Obino Chisala

Personal information
- Date of birth: 14 September 1999 (age 26)
- Place of birth: Lusaka, Zambia
- Height: 1.80 m (5 ft 11 in)
- Position: Midfielder

Team information
- Current team: Al Merrikh
- Number: 15

Youth career
- Happy Hearts FC

Senior career*
- Years: Team / Apps / (Gls)
- 2020–2023: Zanaco
- 2023–2025: Costa do Sol / 20 / (6)
- 2025–: Al Merrikh / 2 / (2)

International career^{‡}
- 2024–: Zambia / 9 / (2)

= Obino Chisala =

Zambian footballer

Obino Chisala (born 14 September 1999) is a Zambian professional footballer who plays as a midfielder for the Sudan Premier League club Al Merrikh and the Zambia national team.

==Club career==
A youth product of Happy Hearts FC, Chisala transferred to the Zambia Super League club Zanaco on 8 September 2020 on a 3-year contract.

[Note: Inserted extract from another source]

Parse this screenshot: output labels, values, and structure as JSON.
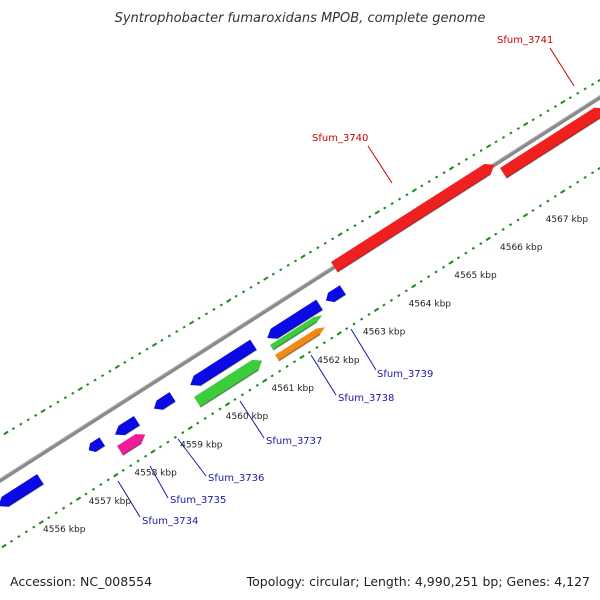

On 17 July 2023, he transferred to the Moçambola club Costa do Sol on a 6-month contract with an option to extend. On 13 January 2024, his contract with Costa do Sol was extended for another year. On 13 January 2025 he joined Sudan Premier League club Al Merrikh.

==International career==
Chisala was called up to the senior Zambia national team for the 2025 Africa Cup of Nations.